Splenectomy is indicated in patients with severe anaemia, preferably after 6 years of age given the high risk of post-splenectomy infections due to encapsulated microorganisms [5]. The severity of anaemia is determined by analytical parameters (Table 1) [2-4]. The size of the spleen is not per se an splenectomy indication, nor is there evidence that defends the limitation of physical activity in patients with splenomegaly [1]. Currently, only in cases of concomitant symptomatic cholelithiasis is simultaneous cholecystectomy indicated; while in asymptomatic cholelithiasis there is less evidence in this regard. Liu et al. published the first study concluding that asymptomatic cholelithiasis progresses or persists after splenectomy and therefore simultaneous cholecystectomy reduces long-term complications [6]. And Mack et al. suggest that concurrent cholecystectomy does not increase morbidity and can therefore be performed even in ASA 3 or 4 patients [7]. These publications seem to indicate the beginning of a change in trend towards the simultaneous performance of both procedures; however, more studies are necessary to help corroborate these theories and change clinical practice.
On the other hand, isolated cholecystectomy is indicated in patients with symptomatic cholelithiasis. The indications for simultaneous splenectomy should be the same as those for patients who do not require cholecystectomy [2-4].
Following the previously described indications, the need for concurrent splenectomy was ruled out in our patient given that he had moderate anaemia (haemoglobin 8-12 g/dL, reticulocyte count >10% and total bilirubin >2 mg/dL) without limitation of his usual activity nor transfusions dependency. Furthermore, it was considered that the laparoscopic approach could be hindered by the large size of the spleen, and that performing both techniques could involve a very long surgical time with the consequent increase in morbidity.

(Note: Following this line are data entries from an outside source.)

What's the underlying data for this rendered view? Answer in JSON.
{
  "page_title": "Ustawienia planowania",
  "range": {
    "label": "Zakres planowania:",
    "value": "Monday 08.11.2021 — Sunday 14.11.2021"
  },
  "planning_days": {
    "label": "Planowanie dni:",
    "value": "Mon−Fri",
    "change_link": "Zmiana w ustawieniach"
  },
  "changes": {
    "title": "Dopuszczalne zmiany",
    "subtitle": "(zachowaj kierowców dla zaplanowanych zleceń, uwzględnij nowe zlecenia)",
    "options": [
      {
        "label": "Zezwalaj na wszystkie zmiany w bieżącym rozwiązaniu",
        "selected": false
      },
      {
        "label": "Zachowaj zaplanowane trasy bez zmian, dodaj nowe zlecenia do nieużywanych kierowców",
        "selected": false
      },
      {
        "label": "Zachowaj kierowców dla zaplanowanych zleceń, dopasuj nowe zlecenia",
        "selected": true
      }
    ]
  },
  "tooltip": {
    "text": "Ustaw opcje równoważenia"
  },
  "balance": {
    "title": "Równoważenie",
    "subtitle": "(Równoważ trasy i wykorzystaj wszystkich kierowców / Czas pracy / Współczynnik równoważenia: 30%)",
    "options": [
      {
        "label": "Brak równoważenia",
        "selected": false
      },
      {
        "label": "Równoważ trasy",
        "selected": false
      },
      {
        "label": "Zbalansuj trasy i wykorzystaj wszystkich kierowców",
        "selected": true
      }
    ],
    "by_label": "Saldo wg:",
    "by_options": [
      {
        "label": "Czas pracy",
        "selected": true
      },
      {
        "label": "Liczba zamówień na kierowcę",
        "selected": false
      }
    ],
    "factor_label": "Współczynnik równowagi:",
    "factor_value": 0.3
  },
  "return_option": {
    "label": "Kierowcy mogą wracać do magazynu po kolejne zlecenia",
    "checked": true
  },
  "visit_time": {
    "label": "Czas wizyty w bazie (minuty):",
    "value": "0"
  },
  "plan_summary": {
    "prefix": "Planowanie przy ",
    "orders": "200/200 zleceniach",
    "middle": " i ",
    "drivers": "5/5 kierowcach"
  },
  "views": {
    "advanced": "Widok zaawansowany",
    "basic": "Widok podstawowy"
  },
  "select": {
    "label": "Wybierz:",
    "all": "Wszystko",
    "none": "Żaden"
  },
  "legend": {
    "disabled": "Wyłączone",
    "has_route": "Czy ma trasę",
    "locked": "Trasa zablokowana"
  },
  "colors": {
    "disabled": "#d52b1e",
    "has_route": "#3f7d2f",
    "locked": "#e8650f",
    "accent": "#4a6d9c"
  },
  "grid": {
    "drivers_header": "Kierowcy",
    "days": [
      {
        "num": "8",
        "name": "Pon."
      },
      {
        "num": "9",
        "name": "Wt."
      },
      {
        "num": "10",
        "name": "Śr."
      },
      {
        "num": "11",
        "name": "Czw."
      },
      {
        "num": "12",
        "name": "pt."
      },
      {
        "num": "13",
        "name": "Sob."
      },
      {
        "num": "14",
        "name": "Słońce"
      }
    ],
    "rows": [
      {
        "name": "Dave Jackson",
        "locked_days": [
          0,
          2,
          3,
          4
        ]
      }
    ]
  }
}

In relation to the usefulness of IOC, there is currently no consensus on the need to associate laparoscopic cholecystectomy with routine IOC vs. selective. Kovács et al. published a meta-analysis where they determined that the selective indication of IOC may be appropriate, combining it with measures that prevent CBD injury (critical safety vision, initial approach to the fundus, use of multiple ports, low conversion threshold, etc.) and performing preoperative tests (abdominal, laparoscopic or endoscopic ultrasound or cholangio-MRI) [8].
In paediatrics, risk criteria have been suggested for the diagnosis of choledocholithiasis (CBD dilation >6 mm, choledocholithiasis on ultrasound, or total bilirubin >1.8 mg/dL) [9]. This patient was considered a candidate for CBD exploration because he had persistent elevation of total bilirubin (4.05 mg/dL) at the expense of direct bilirubin (2.23 mg/dL). Given the small size of the cystic duct, it was not possible to proceed with endoscopic exploration of the CBD (only a 5 mm choledochoscope was available) [10]. The IOC ruled out the presence of CBD stones or other CBD anomalies. It is a technique with low risk of complications (bleeding, bile leak, conversion) that allows visualization of the anatomy of the CBD in real time and reduces the postoperative risk of persistent lithiasis, bile leak or iatrogenic CBD injuries [11].
The management of HS represents a therapeutic challenge for the haematologist and paediatric surgeon, who must take into consideration clinical and analytical aspects, as well as the means available in their centre to offer the safest and most appropriate management to each patient.